Latest Commentary: Volume V, Number 135
HHS Secretary Leavitt Sets up Medicare Drug Price Fight -- Health and Human Services Secretary Mike Leavitt told reporters yesterday that the government shouldn’t negotiate Medicare drug prices with the drug makers. It wasn’t that he objected to the better deal taxpayers could get, or so he said. He didn’t like the idea that it could lead to something more, “It’s a surrogate for a much larger issue, which is really government-run health care.” Someone should tell him who just won the elections.

Blair’s Guildhall Speech Expects Too Much from Iran, Syria -- Prime Minister Tony Blair made his last Guildhall speech as top dog in Britain on Monday. Looking not-quite-James-Bond in white tie and tails, he laid out the new British policy in the Mid-East, which was set by voters in New York, Indiana and Montana. He believes that a rapprochement with Iran and Syria could lead to a settlement of the Iraq-Nam mess. This is best-case scenario thinking at its worst. Iran and Syria can’t force anyone in Iraq to do anything, and even if they could, Mr. Blair’s approach begs the question of whether either would want to settle affairs in Mesopotamia.

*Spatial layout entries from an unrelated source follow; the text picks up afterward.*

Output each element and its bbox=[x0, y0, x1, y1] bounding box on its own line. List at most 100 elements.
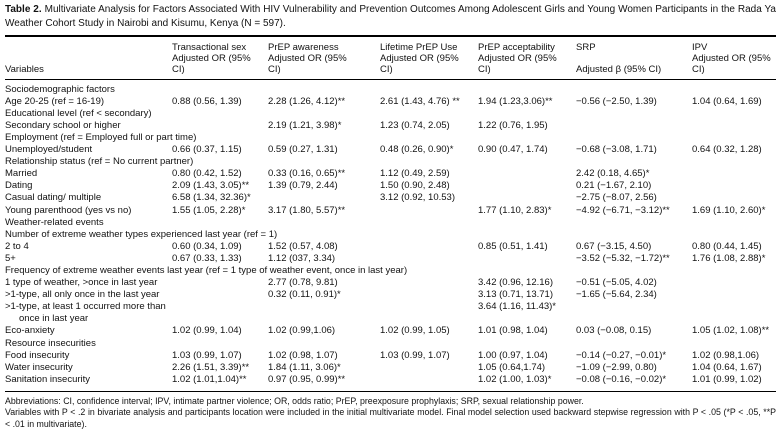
row-label: >1-type, all only once in the last year bbox=[5, 289, 160, 301]
row-label: 2 to 4 bbox=[5, 240, 29, 252]
table-row: Married 0.80 (0.42, 1.52) 0.33 (0.16, 0.65… bbox=[5, 168, 776, 180]
cell-value: −1.09 (−2.99, 0.80) bbox=[576, 361, 657, 373]
cell-value bbox=[576, 301, 692, 325]
cell-value: 1.12 (037, 3.34) bbox=[268, 252, 336, 264]
table-caption: Multivariate Analysis for Factors Associ… bbox=[5, 4, 776, 29]
cell-value bbox=[172, 301, 268, 325]
table-row: Water insecurity 2.26 (1.51, 3.39)** 1.84 … bbox=[5, 362, 776, 374]
cell-value bbox=[268, 132, 380, 144]
table-row: Unemployed/student 0.66 (0.37, 1.15) 0.59 … bbox=[5, 144, 776, 156]
row-label: 1 type of weather, >once in last year bbox=[5, 277, 158, 289]
column-header-transactional-sex: Transactional sex Adjusted OR (95% CI) bbox=[172, 42, 268, 76]
bottom-rule bbox=[5, 390, 776, 392]
column-header-variables: Variables bbox=[5, 42, 172, 76]
cell-value: 0.03 (−0.08, 0.15) bbox=[576, 325, 652, 337]
table-row: >1-type, at least 1 occurred more than o… bbox=[5, 301, 776, 325]
table-row: Sanitation insecurity 1.02 (1.01,1.04)** 0… bbox=[5, 374, 776, 386]
cell-value: 1.77 (1.10, 2.83)* bbox=[478, 204, 552, 216]
cell-value: 1.76 (1.08, 2.88)* bbox=[692, 252, 766, 264]
header-rule bbox=[5, 78, 776, 80]
cell-value bbox=[692, 229, 777, 241]
cell-value bbox=[380, 362, 478, 374]
cell-value bbox=[380, 241, 478, 253]
cell-value bbox=[692, 192, 777, 204]
column-header-label: Transactional sex bbox=[172, 41, 247, 53]
row-label: Water insecurity bbox=[5, 361, 73, 373]
cell-value: 1.12 (0.49, 2.59) bbox=[380, 168, 450, 180]
cell-value bbox=[576, 108, 692, 120]
cell-value bbox=[172, 120, 268, 132]
cell-value: 1.02 (1.01,1.04)** bbox=[172, 373, 247, 385]
cell-value bbox=[380, 253, 478, 265]
cell-value: −0.14 (−0.27, −0.01)* bbox=[576, 349, 667, 361]
cell-value bbox=[576, 120, 692, 132]
cell-value: 0.60 (0.34, 1.09) bbox=[172, 240, 242, 252]
cell-value: 0.59 (0.27, 1.31) bbox=[268, 144, 338, 156]
cell-value: 1.02 (1.00, 1.03)* bbox=[478, 373, 552, 385]
column-header-srp: SRP Adjusted β (95% CI) bbox=[576, 42, 692, 76]
cell-value bbox=[268, 265, 380, 277]
cell-value: 1.02 (0.98,1.06) bbox=[692, 349, 760, 361]
cell-value: −0.56 (−2.50, 1.39) bbox=[576, 95, 657, 107]
row-label: Sanitation insecurity bbox=[5, 373, 91, 385]
cell-value bbox=[692, 120, 777, 132]
cell-value: 1.02 (0.98, 1.07) bbox=[268, 349, 338, 361]
table-row: Dating 2.09 (1.43, 3.05)** 1.39 (0.79, 2.4… bbox=[5, 180, 776, 192]
section-row: Weather-related events bbox=[5, 217, 776, 229]
cell-value: 0.85 (0.51, 1.41) bbox=[478, 240, 548, 252]
cell-value: 0.21 (−1.67, 2.10) bbox=[576, 180, 652, 192]
cell-value bbox=[380, 374, 478, 386]
column-header-sublabel: Adjusted OR (95% CI) bbox=[692, 52, 771, 75]
cell-value: 3.12 (0.92, 10.53) bbox=[380, 192, 455, 204]
cell-value bbox=[172, 289, 268, 301]
cell-value bbox=[692, 168, 777, 180]
table-row: Educational level (ref < secondary) bbox=[5, 108, 776, 120]
column-header-label: SRP bbox=[576, 41, 596, 53]
column-header-sublabel: Adjusted OR (95% CI) bbox=[478, 52, 557, 75]
cell-value bbox=[380, 132, 478, 144]
cell-value: 3.64 (1.16, 11.43)* bbox=[478, 301, 556, 313]
cell-value: 0.32 (0.11, 0.91)* bbox=[268, 289, 341, 301]
cell-value bbox=[576, 132, 692, 144]
cell-value: 0.88 (0.56, 1.39) bbox=[172, 95, 242, 107]
table-row: Number of extreme weather types experien… bbox=[5, 229, 776, 241]
row-label: Casual dating/ multiple bbox=[5, 192, 102, 204]
cell-value: 0.33 (0.16, 0.65)** bbox=[268, 168, 346, 180]
cell-value: 1.04 (0.64, 1.67) bbox=[692, 361, 762, 373]
column-header-sublabel: Adjusted OR (95% CI) bbox=[380, 52, 459, 75]
cell-value bbox=[692, 289, 777, 301]
table-row: Relationship status (ref = No current pa… bbox=[5, 156, 776, 168]
cell-value bbox=[268, 108, 380, 120]
cell-value bbox=[478, 132, 576, 144]
cell-value: 0.80 (0.42, 1.52) bbox=[172, 168, 242, 180]
table-row: 1 type of weather, >once in last year 2.7… bbox=[5, 277, 776, 289]
table-row: Secondary school or higher 2.19 (1.21, 3.… bbox=[5, 120, 776, 132]
cell-value: 1.39 (0.79, 2.44) bbox=[268, 180, 338, 192]
cell-value: 1.55 (1.05, 2.28)* bbox=[172, 204, 246, 216]
cell-value: −1.65 (−5.64, 2.34) bbox=[576, 289, 657, 301]
cell-value: 1.02 (0.99, 1.05) bbox=[380, 325, 450, 337]
cell-value: 0.67 (0.33, 1.33) bbox=[172, 252, 242, 264]
cell-value bbox=[478, 156, 576, 168]
cell-value: −0.68 (−3.08, 1.71) bbox=[576, 144, 657, 156]
table-title: Table 2. Multivariate Analysis for Factor… bbox=[5, 3, 776, 31]
cell-value: −2.75 (−8.07, 2.56) bbox=[576, 192, 657, 204]
cell-value: 0.80 (0.44, 1.45) bbox=[692, 240, 762, 252]
cell-value bbox=[172, 277, 268, 289]
cell-value bbox=[380, 277, 478, 289]
cell-value: 1.01 (0.98, 1.04) bbox=[478, 325, 548, 337]
cell-value bbox=[478, 108, 576, 120]
row-label: >1-type, at least 1 occurred more than o… bbox=[5, 301, 166, 325]
cell-value bbox=[380, 156, 478, 168]
cell-value bbox=[172, 229, 268, 241]
row-label: Eco-anxiety bbox=[5, 325, 55, 337]
table-row: Frequency of extreme weather events last… bbox=[5, 265, 776, 277]
cell-value: 1.01 (0.99, 1.02) bbox=[692, 373, 762, 385]
cell-value bbox=[692, 180, 777, 192]
row-label: Number of extreme weather types experien… bbox=[5, 228, 278, 240]
table-row: Casual dating/ multiple 6.58 (1.34, 32.36… bbox=[5, 192, 776, 204]
cell-value bbox=[478, 168, 576, 180]
row-label: Relationship status (ref = No current pa… bbox=[5, 156, 194, 168]
cell-value: 1.84 (1.11, 3.06)* bbox=[268, 361, 341, 373]
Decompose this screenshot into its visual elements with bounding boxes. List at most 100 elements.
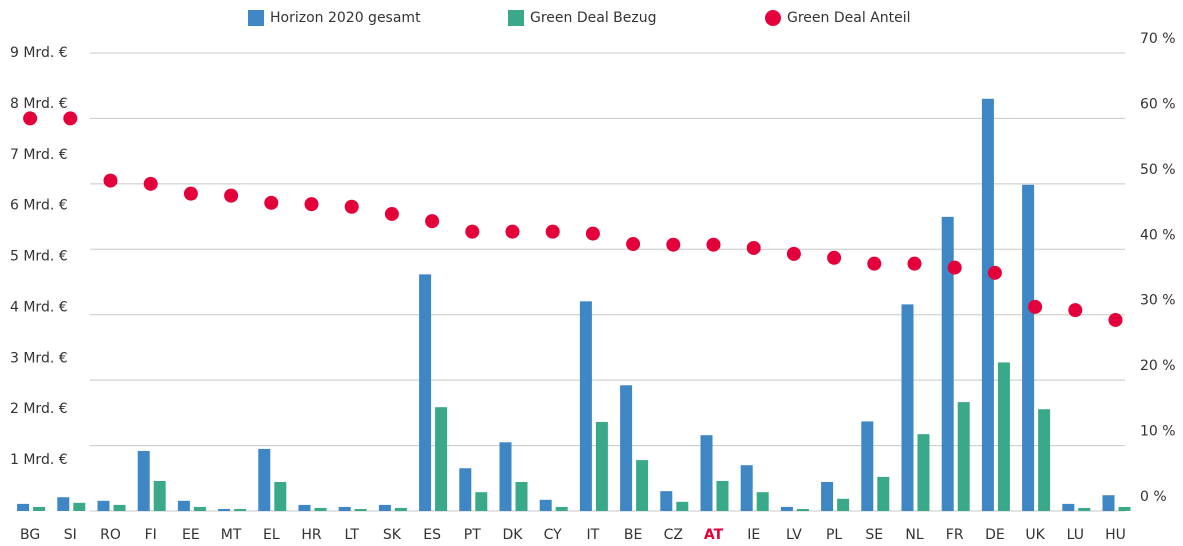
y2-tick-label: 60 % <box>1140 96 1176 112</box>
bar <box>700 435 713 511</box>
x-tick-label: LV <box>786 527 802 543</box>
y2-tick-label: 30 % <box>1140 293 1176 309</box>
x-tick-label: SE <box>865 527 883 543</box>
bar <box>378 504 391 511</box>
bar <box>780 506 793 511</box>
x-tick-label: AT <box>704 527 724 543</box>
bar <box>193 506 206 511</box>
bar <box>459 468 472 511</box>
bar <box>338 506 351 511</box>
bar <box>113 504 126 511</box>
y-tick-label: 6 Mrd. € <box>10 198 68 214</box>
dot <box>183 186 198 201</box>
bar <box>394 507 407 511</box>
x-tick-label: SK <box>383 527 402 543</box>
dot <box>947 260 962 275</box>
y2-tick-label: 40 % <box>1140 227 1176 243</box>
x-tick-label: SI <box>64 527 77 543</box>
bar <box>1078 507 1091 511</box>
bar <box>1038 409 1051 511</box>
dot <box>143 176 158 191</box>
x-tick-label: BG <box>20 527 40 543</box>
dot <box>786 246 801 261</box>
bar <box>957 402 970 511</box>
legend-swatch <box>765 10 781 26</box>
dot <box>264 195 279 210</box>
y2-tick-label: 70 % <box>1140 31 1176 47</box>
dot <box>425 214 440 229</box>
y-tick-label: 3 Mrd. € <box>10 350 68 366</box>
bar <box>314 507 327 511</box>
bar <box>1102 495 1115 511</box>
bar <box>258 448 271 511</box>
dot <box>907 256 922 271</box>
x-tick-label: BE <box>624 527 642 543</box>
dot <box>827 250 842 265</box>
y-tick-label: 9 Mrd. € <box>10 45 68 61</box>
bar <box>73 502 86 511</box>
bar <box>153 480 166 511</box>
x-tick-label: LT <box>344 527 359 543</box>
bar <box>274 481 287 511</box>
bar <box>17 503 30 511</box>
x-tick-label: RO <box>100 527 121 543</box>
dot <box>1028 299 1043 314</box>
dot <box>384 206 399 221</box>
x-tick-label: EL <box>263 527 280 543</box>
x-tick-label: DE <box>985 527 1005 543</box>
dot <box>585 226 600 241</box>
x-tick-label: LU <box>1067 527 1084 543</box>
y-tick-label: 1 Mrd. € <box>10 452 68 468</box>
y-tick-label: 7 Mrd. € <box>10 147 68 163</box>
bar <box>676 501 689 511</box>
legend-swatch <box>508 10 524 26</box>
bar <box>1062 503 1075 511</box>
bar <box>821 481 834 511</box>
bar <box>579 301 592 511</box>
dot <box>987 265 1002 280</box>
bar <box>941 216 954 511</box>
bar <box>137 450 150 511</box>
bar <box>475 492 488 511</box>
dot <box>1108 312 1123 327</box>
y-tick-label: 4 Mrd. € <box>10 299 68 315</box>
x-tick-label: EE <box>182 527 200 543</box>
dot <box>706 237 721 252</box>
y2-tick-label: 10 % <box>1140 424 1176 440</box>
bar <box>57 497 70 511</box>
x-tick-label: IE <box>747 527 760 543</box>
legend-label: Green Deal Anteil <box>787 10 911 26</box>
bar <box>177 500 190 511</box>
x-tick-label: ES <box>423 527 441 543</box>
bar <box>515 481 528 511</box>
bar <box>740 465 753 511</box>
y-tick-label: 2 Mrd. € <box>10 401 68 417</box>
bar <box>981 98 994 512</box>
bar <box>298 504 311 511</box>
bar <box>796 508 809 511</box>
x-tick-label: CZ <box>664 527 683 543</box>
dot <box>103 173 118 188</box>
bar <box>1118 506 1131 511</box>
dot <box>545 224 560 239</box>
bar <box>837 498 850 511</box>
bar <box>499 442 512 511</box>
dot <box>626 237 641 252</box>
legend-label: Horizon 2020 gesamt <box>270 10 421 26</box>
dot <box>867 256 882 271</box>
y2-tick-label: 50 % <box>1140 162 1176 178</box>
x-tick-label: FR <box>946 527 964 543</box>
x-tick-label: HU <box>1105 527 1126 543</box>
x-tick-label: UK <box>1025 527 1045 543</box>
y-tick-label: 5 Mrd. € <box>10 249 68 265</box>
bar <box>620 385 633 511</box>
x-tick-label: HR <box>301 527 322 543</box>
y-tick-label: 8 Mrd. € <box>10 96 68 112</box>
bar <box>595 421 608 511</box>
bar <box>877 476 890 511</box>
dot <box>344 199 359 214</box>
bar <box>354 508 367 511</box>
dot <box>746 240 761 255</box>
x-tick-label: PL <box>826 527 842 543</box>
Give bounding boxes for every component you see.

US and Eurozone Growth Slows, Japan’s Rises -- One of the problems with globalization is the risk that the interlocked economies of the world could all stumble together. The word “contagion” applied only in medicine until the 1997 currency crises in East Asia and Russia cropped up. Counter-intuitively, economic growth usually depends on the various big economies of the world being out of phase. Thanks to Japan’s surprisingly strong third quarter growth, that’s exactly where the world is at the moment.

Bond Would Never Play Texas Hold ‘Em -- When the next James Bond film opens, the first of the Bond books will get ruined again by the movies. Ian Lancaster Fleming’s Casino Royale came out in 1953 and introduces the reader to the world’s most famous and glamorous spy. Bond, in both print and on screen, is posh, but too rough to be a genuine toff. This film will, however, wreck that image as it substitutes Texas Hold ‘Em for baccarat in the vital casino confrontation with Le Chiffre. Next, he’ll eat peanut butter and processed cheese while drinking Gatorade.